The retail checking business ain’t what it used to be.
Despite all the technology, despite all the innovations, fewer — yes, fewer — consumers are switching banks.
Robert Rubin, a managing director at Novantas, where he heads the consultancy’s BankChoice Monitor product, told Bank Innovation this week that Novantas is forecasting that but 8% of consumers will switch banks this year. That rate will be, if anything, flat to 2014 switches, and off historical rates. In 2010, for example, 15% of consumers, or 8 million in total, opted to move banks.
What is fascinating about the switching dynamic is that it has stayed so blah in recent years. Rubin, whose BankChoice Monitor includes deep data on consumer sentiments and practice, maintained that banking has only become “stickier,” not less so. In other words, it has become even more “painful” to switch banks — and that does not bode well for fintech startups broadly.
Even as recently as 2010, online bill pay was the main “sticky” banking feature. Moving all those payee accounts to a new online banking platform just hurt. There have been attempts to eliminate or at least lower that hurdle, mainly by using image capture. Deluxe, for example, launched SwitchAgent, an image captive bank switching application, in 2012. Fiserv essentially has one, too, although it markets the scan-to-pay feature of the product. The result: 8% switches and nothing more.
Rubin points out that even if the actual work involved in switching has modulated on paper, the average consumer’s touch points with a bank have expanded to include robust mobile banking offers, and that has discouraged consumer switches.
I have to be honest: it surprises me. There is still widespread dissatisfaction with banks (Bank of America, cough cough), yet consumers, in a way, have fewer choices. Why fewer? Because it doesn’t matter how many seeming options there are for banking — whether from traditional banks that have healthier balance sheets than in the wake of the credit crisis or from startups that offer more creative offerings — if consumers can’t (or won’t) adopt them.

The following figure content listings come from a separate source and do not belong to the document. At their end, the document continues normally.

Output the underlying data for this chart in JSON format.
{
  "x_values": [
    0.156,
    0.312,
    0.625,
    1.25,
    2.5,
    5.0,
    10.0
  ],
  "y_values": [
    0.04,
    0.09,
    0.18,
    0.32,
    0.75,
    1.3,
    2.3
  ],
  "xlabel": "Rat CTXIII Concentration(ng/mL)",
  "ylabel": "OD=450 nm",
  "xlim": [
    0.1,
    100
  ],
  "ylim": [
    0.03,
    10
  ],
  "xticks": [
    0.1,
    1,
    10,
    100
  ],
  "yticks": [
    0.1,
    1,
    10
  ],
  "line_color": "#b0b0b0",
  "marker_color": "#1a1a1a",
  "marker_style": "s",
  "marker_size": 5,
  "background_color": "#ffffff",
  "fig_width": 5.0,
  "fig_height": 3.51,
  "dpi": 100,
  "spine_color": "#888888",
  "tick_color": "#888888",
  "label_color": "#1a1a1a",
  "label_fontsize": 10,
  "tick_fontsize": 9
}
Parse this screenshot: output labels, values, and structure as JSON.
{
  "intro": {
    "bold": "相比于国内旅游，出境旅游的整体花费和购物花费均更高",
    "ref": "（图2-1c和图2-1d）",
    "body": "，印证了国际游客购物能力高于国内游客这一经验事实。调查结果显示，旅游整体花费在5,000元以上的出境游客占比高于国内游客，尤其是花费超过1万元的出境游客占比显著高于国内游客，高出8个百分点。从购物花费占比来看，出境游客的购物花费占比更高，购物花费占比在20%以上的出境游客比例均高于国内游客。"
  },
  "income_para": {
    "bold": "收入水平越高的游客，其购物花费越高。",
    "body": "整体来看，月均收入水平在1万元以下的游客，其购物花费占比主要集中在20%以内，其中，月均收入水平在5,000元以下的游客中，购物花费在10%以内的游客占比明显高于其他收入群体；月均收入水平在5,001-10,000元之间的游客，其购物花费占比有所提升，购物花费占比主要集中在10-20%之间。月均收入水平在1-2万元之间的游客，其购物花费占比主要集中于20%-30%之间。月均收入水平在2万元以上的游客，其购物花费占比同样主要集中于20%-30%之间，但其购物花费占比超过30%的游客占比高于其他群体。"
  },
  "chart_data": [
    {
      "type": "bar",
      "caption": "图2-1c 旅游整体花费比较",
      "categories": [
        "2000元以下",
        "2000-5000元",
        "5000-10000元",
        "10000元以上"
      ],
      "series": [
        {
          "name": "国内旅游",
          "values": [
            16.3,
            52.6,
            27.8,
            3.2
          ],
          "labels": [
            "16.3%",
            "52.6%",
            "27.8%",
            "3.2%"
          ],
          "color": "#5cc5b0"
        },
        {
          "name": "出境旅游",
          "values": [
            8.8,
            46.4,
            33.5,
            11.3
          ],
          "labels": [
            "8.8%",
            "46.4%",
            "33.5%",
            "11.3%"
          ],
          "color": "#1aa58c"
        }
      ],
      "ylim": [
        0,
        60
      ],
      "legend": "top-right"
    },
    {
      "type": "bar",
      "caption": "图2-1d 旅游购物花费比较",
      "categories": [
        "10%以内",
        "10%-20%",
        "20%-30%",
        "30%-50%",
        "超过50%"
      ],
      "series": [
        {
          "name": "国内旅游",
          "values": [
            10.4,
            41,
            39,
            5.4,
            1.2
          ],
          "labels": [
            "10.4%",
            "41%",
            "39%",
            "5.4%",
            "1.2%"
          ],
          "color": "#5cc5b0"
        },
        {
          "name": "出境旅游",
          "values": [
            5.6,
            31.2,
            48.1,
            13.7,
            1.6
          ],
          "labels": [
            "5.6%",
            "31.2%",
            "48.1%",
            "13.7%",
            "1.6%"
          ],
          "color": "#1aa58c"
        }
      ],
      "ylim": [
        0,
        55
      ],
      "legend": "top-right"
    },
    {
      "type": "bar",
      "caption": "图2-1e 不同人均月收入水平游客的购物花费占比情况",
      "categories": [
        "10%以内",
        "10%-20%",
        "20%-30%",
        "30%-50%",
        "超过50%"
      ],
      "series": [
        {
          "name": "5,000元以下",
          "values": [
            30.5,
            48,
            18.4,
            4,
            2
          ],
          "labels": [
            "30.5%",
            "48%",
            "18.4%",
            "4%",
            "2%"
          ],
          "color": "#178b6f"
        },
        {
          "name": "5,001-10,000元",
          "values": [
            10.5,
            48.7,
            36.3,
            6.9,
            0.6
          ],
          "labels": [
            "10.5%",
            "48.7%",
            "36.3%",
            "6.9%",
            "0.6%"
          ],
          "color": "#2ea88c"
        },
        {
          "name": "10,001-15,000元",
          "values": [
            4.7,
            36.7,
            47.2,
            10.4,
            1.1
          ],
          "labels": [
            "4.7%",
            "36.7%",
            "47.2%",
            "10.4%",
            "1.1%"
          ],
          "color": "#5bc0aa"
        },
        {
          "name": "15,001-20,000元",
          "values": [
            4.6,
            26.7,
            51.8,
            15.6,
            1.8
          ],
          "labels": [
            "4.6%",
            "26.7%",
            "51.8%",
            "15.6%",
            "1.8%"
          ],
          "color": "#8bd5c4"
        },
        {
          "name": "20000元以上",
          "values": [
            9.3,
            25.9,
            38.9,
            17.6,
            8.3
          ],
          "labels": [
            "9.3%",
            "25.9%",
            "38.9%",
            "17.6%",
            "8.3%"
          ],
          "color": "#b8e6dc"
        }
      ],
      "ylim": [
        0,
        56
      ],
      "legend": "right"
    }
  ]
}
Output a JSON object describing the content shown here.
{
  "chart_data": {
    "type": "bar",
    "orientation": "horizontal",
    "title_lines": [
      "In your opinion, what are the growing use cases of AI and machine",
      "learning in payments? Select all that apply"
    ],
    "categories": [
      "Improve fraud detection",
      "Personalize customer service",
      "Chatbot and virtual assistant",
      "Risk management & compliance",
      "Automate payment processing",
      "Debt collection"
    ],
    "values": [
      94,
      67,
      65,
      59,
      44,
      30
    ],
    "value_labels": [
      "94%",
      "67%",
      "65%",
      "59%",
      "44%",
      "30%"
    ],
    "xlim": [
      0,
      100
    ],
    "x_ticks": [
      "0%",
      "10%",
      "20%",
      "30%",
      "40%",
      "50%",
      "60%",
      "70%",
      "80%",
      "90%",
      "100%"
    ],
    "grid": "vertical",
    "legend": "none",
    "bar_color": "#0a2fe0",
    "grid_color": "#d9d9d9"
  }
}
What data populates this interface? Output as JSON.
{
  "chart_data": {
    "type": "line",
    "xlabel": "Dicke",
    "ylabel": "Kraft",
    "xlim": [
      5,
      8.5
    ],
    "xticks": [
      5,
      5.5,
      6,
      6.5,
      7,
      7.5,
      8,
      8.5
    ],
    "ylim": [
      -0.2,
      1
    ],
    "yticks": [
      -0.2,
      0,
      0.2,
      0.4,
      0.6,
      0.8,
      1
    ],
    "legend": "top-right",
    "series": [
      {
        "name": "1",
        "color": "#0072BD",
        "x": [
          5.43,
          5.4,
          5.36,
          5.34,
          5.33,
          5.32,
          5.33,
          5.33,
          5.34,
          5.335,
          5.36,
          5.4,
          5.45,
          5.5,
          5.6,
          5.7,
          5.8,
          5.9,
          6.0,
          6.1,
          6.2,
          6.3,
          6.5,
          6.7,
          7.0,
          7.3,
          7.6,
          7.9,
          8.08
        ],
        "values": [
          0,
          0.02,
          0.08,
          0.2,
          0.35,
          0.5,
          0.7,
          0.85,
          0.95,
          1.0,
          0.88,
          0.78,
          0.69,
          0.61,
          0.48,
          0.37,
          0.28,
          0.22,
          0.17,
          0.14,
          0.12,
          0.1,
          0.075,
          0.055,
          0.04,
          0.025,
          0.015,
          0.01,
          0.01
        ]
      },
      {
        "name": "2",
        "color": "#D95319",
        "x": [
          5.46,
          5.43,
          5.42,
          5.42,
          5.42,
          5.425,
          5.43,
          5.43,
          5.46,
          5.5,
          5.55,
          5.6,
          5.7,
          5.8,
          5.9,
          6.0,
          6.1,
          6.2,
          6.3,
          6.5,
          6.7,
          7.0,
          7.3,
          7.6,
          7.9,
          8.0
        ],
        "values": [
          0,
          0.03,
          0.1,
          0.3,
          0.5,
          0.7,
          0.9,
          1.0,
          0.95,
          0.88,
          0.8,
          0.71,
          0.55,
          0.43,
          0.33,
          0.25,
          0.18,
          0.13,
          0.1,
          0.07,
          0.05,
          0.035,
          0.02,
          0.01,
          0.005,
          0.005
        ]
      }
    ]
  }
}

There’s a sad tinge to all this. Rubin is the person I talked to most about the switching dynamic in the wake of the credit crisis when we launched Bank Innovation to help foster a more wholesome banking industry. Back then he was coding FindABetterBank.com, after all. That the reality for consumers in regards to choice has not just stayed the same, but regressed — well, that just sucks, as they say.